Sin embargo, al igual que en los mitos antiguos donde lo divino y lo humano se entrelazan, muchos hombres de ciencia han encontrado algo que las ecuaciones no logran explicar. El viaje hacia la Luna, lejos de alejarlos de lo divino, parece haber actuado como un puente hacia una trascendencia inesperada.
La historia de la exploración lunar está impregnada de momentos donde el protocolo técnico se ha detenido para dar paso a la oración. No podemos olvidar la Nochebuena de 1968, cuando la tripulación del Apolo 8 leyó los primeros diez versículos del primer capítulo del Génesis mientras orbitaban la Luna, recordándonos que el origen del universo —ese principio— es la pregunta que une a científicos y teólogos por igual.
Aquel gesto no fue aislado. Buzz Aldrin, de la misión Apolo 11, llevó la comunión al polvo lunar, y James Irwin regresó de la misión Apolo 15 transformado, asegurando que la presencia de Dios era más tangible en las cadenas montañosas de la Luna que en las catedrales terrenales. Para estos pioneros, la Luna no era un objeto muerto, sino un testimonio tangible de la creación divina.
Hoy, el programa Artemis retoma ese legado. Lo que hace que este momento se convierta en histórico no es solo la tecnología de punta, sino la humanidad de sus protagonistas. Los astronautas de Artemis II enfrentaron la inmensidad con una sensibilidad renovada.
Fue el caso de Víctor Glover, piloto de la misión, quien ha ratificado una verdad antigua al afirmar que la complejidad del universo no es fruto del azar. Glover, un hombre que ha hecho de la Biblia su manual de navegación espiritual, nos recuerda que cuanto más entendemos las leyes de la física, más nos maravillamos ante el Arquitecto que las diseñó. Para él, «Dios es el autor de este universo», y la ciencia no es más que el estudio de su obra.
Sus declaraciones no son un retroceso al dogma, sino una evolución del pensamiento. Al observar la fragilidad de nuestra «canica azul», estos exploradores nos invitan a reflexionar desde la «perspectiva global»: esa capacidad de ver el mundo sin fronteras, donde la soberbia humana se desmorona ante la inmensidad.
Este reconocimiento de una inteligencia superior no es exclusivo de quienes miran hacia las estrellas.

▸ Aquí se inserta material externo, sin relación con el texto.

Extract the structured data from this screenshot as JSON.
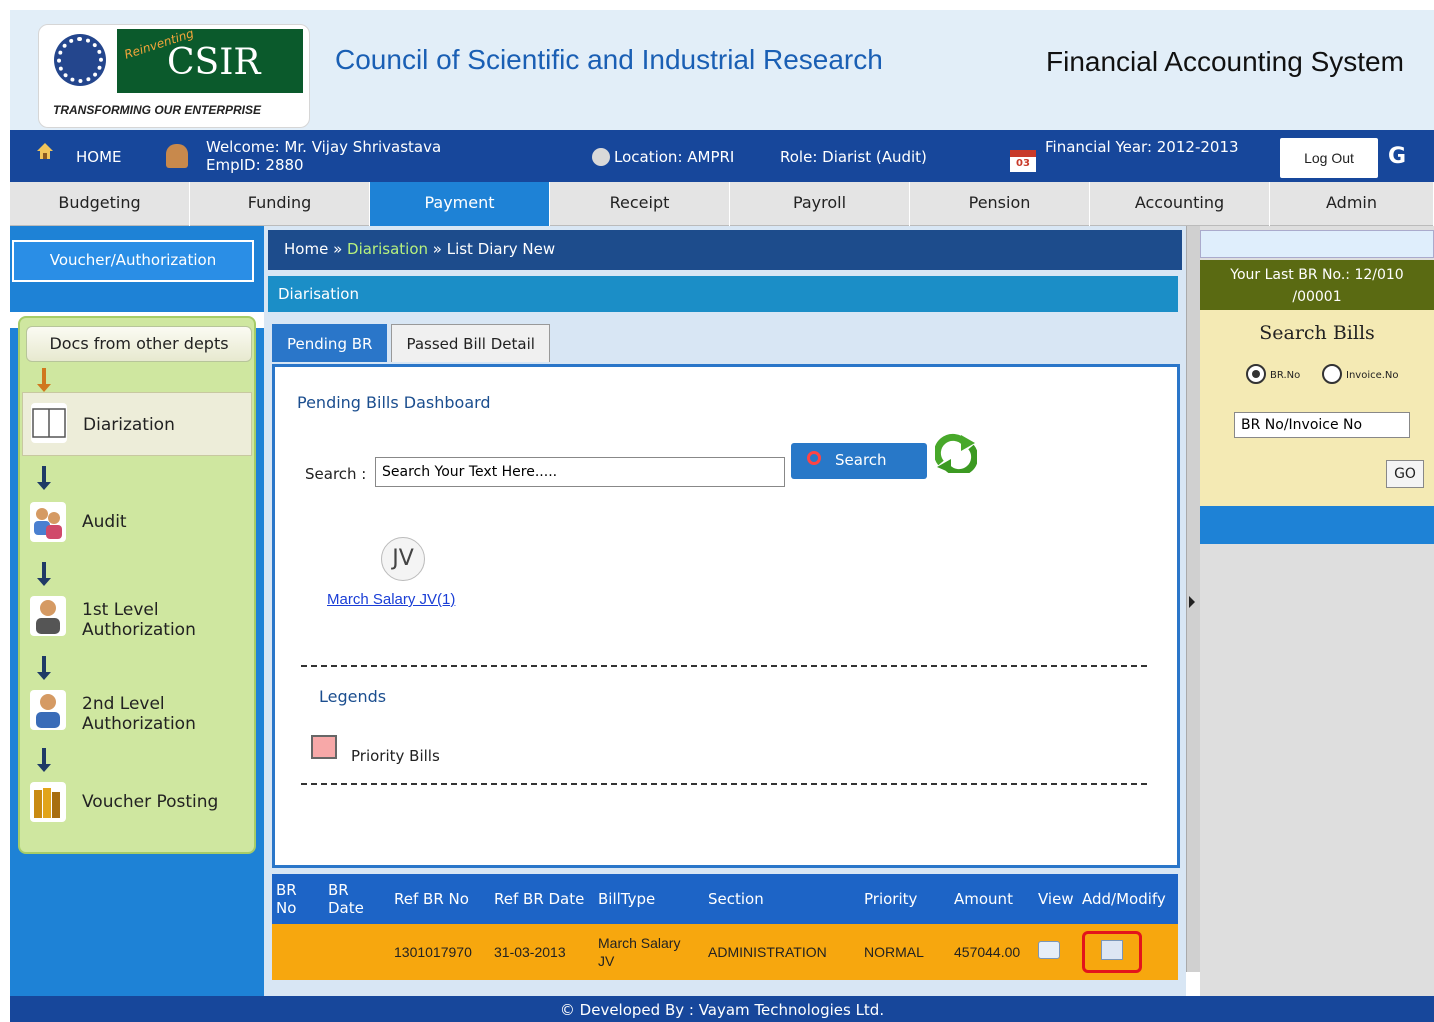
{
  "header": {
    "logo_word": "CSIR",
    "logo_reinventing": "Reinventing",
    "logo_tagline": "TRANSFORMING OUR ENTERPRISE",
    "org_title": "Council of Scientific and Industrial Research",
    "system_title": "Financial Accounting System"
  },
  "infobar": {
    "home_label": "HOME",
    "welcome_line1": "Welcome: Mr. Vijay Shrivastava",
    "welcome_line2": "EmpID: 2880",
    "location": "Location: AMPRI",
    "role": "Role: Diarist (Audit)",
    "calendar_day": "03",
    "financial_year": "Financial Year: 2012-2013",
    "logout_label": "Log Out",
    "logout_icon": "G"
  },
  "menu": {
    "items": [
      "Budgeting",
      "Funding",
      "Payment",
      "Receipt",
      "Payroll",
      "Pension",
      "Accounting",
      "Admin"
    ],
    "active": "Payment"
  },
  "left": {
    "voucher_button": "Voucher/Authorization",
    "docs_button": "Docs from other depts",
    "workflow": [
      {
        "label": "Diarization",
        "icon": "book-icon",
        "selected": true
      },
      {
        "label": "Audit",
        "icon": "users-icon",
        "selected": false
      },
      {
        "label": "1st Level Authorization",
        "icon": "user-icon",
        "selected": false
      },
      {
        "label": "2nd Level Authorization",
        "icon": "user-icon",
        "selected": false
      },
      {
        "label": "Voucher Posting",
        "icon": "books-icon",
        "selected": false
      }
    ]
  },
  "main": {
    "breadcrumb_home": "Home",
    "breadcrumb_sep1": " » ",
    "breadcrumb_section": "Diarisation",
    "breadcrumb_sep2": " » List Diary New",
    "section_title": "Diarisation",
    "tabs": [
      {
        "label": "Pending BR",
        "active": true
      },
      {
        "label": "Passed Bill Detail",
        "active": false
      }
    ],
    "dashboard_title": "Pending Bills Dashboard",
    "search_label": "Search :",
    "search_value": "Search Your Text Here.....",
    "search_button": "Search",
    "jv_badge": "JV",
    "jv_link": "March Salary JV(1)",
    "legends_title": "Legends",
    "legend_priority": "Priority Bills",
    "table": {
      "headers": [
        "BR No",
        "BR Date",
        "Ref BR No",
        "Ref BR Date",
        "BillType",
        "Section",
        "Priority",
        "Amount",
        "View",
        "Add/Modify"
      ],
      "rows": [
        {
          "br_no": "",
          "br_date": "",
          "ref_br_no": "1301017970",
          "ref_br_date": "31-03-2013",
          "bill_type": "March Salary JV",
          "section": "ADMINISTRATION",
          "priority": "NORMAL",
          "amount": "457044.00"
        }
      ]
    }
  },
  "right": {
    "last_br_line1": "Your Last BR No.: 12/010",
    "last_br_line2": "/00001",
    "search_bills_title": "Search Bills",
    "radio_br": "BR.No",
    "radio_invoice": "Invoice.No",
    "radio_selected": "BR.No",
    "br_input_value": "BR No/Invoice No",
    "go_button": "GO"
  },
  "footer": {
    "text": "© Developed By : Vayam Technologies Ltd."
  },
  "colors": {
    "navy": "#17479b",
    "menu_active": "#1e82d6",
    "row_highlight": "#f7a70e",
    "workflow_bg": "#cfe7a0",
    "highlight_box": "#e3141b"
  }
}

Incluso Charles Darwin, en la madurez de su pensamiento, no pudo evitar una expresión de asombro ante el misterio de la existencia.
En las líneas finales de su obra cumbre (El origen de las especies), Darwin escribió que existe una «grandeza en esta visión de que la vida… fue originalmente alentada por el Creador en unas pocas formas o en una sola».
Es en ese punto exacto donde la ciencia abraza la fe: la ciencia explica el cómo -la trayectoria, el combustible, la evolución-, pero la fe responde al porqué. No son disciplinas en conflicto, sino dos manos que sostienen la misma antorcha de la curiosidad humana.
Al final, la conquista del espacio nos demuestra que todo lo que el hombre se propone con sabiduría, obediencia y fe es posible. Esta realidad nos sacude y nos invita a una profunda reflexión sobre la promesa de Jesús, que hoy cobra sentido universal: “Porque de cierto os digo, que si tuviereis fe como un grano de mostaza, diréis a este monte: Pásate de aquí allá, y se pasará; y nada os será imposible”.